– Capitán -gritó ella, dando un golpe con el pie en el suelo-, debéis saber que no es un asunto nimio para mí. Soy vegetariana y no como carne.
Hunter se volvió.
– Señora -dijo-, os aseguro que no me preocupan ni poco ni mucho vuestras extravagancias y no tengo ni tiempo ni paciencia para satisfacerlas.
– ¿Extravagancias? -repitió ella, ruborizándose-. Debéis saber que los hombres con las mentes más claras de la historia eran vegetarianos, desde Tolomeo a Leonardo da Vinci, y debéis saber también que no sois más que un canalla y un vulgar patán.
Hunter estalló con una ira equivalente a la de ella.
– Señora -dijo, señalando el océano-, ¿sois consciente en vuestra inagotable ignorancia de que el mar está alterándose?
Ella se quedó en silencio, perpleja, incapaz de relacionar el ligero oleaje del mar con la evidente preocupación de Hunter.
– Parece muy poca cosa para un barco tan grande como el vuestro.
– Lo es. Por el momento.
– Y el cielo está despejado.
– Por el momento.
– No soy marinero, capitán -dijo ella.
– Señora -continuó Hunter-, las olas son largas y profundas. Solo puede significar una cosa. En menos de dos días estaremos en medio de un huracán. ¿Podéis comprenderlo?
– Un huracán es una tormenta espeluznante -dijo ella, como si recitara una lección.
– Una tormenta espeluznante -repitió él-. Si todavía estamos en este maldito puerto cuando se desencadene el huracán, nos hará pedazos. ¿Podéis comprenderlo?
Muy enfadado, la miró y vio la verdad: ella no lo comprendía. Su cara reflejaba inocencia. Nunca había presenciado un huracán, y por lo tanto solo podía imaginar que era algo más fuerte que cualquier otra tormenta en el mar.
Hunter sabía que un huracán era tan parecido a una fuerte tormenta como un lobo salvaje a un perro faldero.

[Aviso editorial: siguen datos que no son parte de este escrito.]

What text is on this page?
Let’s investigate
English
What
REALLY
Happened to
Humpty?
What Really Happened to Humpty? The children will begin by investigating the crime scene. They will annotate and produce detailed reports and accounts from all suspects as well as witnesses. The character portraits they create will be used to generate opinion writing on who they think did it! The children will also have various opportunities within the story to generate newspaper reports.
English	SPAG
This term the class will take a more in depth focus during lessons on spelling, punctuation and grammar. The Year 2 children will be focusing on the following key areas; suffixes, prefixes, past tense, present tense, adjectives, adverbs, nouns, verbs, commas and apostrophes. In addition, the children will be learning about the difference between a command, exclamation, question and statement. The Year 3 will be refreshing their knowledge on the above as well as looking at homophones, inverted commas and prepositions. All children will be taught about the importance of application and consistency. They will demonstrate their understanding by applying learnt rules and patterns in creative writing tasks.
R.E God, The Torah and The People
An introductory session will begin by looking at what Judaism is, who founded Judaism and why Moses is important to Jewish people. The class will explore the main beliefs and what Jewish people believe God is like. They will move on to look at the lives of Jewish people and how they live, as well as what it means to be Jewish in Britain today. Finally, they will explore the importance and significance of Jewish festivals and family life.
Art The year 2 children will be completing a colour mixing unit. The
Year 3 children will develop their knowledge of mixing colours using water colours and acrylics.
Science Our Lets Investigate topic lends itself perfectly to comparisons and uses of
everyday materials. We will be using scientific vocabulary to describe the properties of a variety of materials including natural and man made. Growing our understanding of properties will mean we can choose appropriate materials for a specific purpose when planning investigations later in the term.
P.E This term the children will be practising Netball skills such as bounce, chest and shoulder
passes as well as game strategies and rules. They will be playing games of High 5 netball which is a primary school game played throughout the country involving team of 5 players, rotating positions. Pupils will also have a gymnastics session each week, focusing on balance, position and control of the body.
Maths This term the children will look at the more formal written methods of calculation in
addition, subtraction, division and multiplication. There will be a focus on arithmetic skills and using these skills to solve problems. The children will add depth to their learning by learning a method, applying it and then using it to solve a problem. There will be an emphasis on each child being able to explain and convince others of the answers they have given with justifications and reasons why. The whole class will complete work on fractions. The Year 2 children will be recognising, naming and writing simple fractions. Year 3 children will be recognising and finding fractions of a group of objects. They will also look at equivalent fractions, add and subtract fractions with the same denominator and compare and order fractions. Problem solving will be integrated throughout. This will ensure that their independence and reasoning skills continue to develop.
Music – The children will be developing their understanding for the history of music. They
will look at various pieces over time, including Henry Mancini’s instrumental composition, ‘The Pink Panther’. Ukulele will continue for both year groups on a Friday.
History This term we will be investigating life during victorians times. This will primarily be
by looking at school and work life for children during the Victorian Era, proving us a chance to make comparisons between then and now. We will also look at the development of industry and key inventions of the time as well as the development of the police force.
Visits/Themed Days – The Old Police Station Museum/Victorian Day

Antes de que ella pudiera responder a su estallido, Hunter le dio la espalda y se apoyó en un amarradero. Sabía que estaba siendo demasiado duro; sus preocupaciones no podían ser las de ella, así que debía tratarla con indulgencia. Había estado levantada toda la noche curando a los marineros quemados, un acto insólito en una mujer de alta cuna. Se volvió a mirarla.
– Disculpadme -dijo en voz baja-. Hablad con Enders y él lo arreglará para que desembarquéis y podáis seguir la noble tradición de Tolomeo y Leonardo.
Hunter se quedó en silencio.
– Capitán.
Él miró al vacío.
– Capitán, ¿estáis bien?
Bruscamente, él se apartó de ella.
– ¡Don Diego! -gritó-. ¡Buscad a don Diego!
Don Diego llegó al camarote de Hunter y encontró al capitán dibujando furiosamente en unas hojas de papel. La mesa estaba llena de esbozos.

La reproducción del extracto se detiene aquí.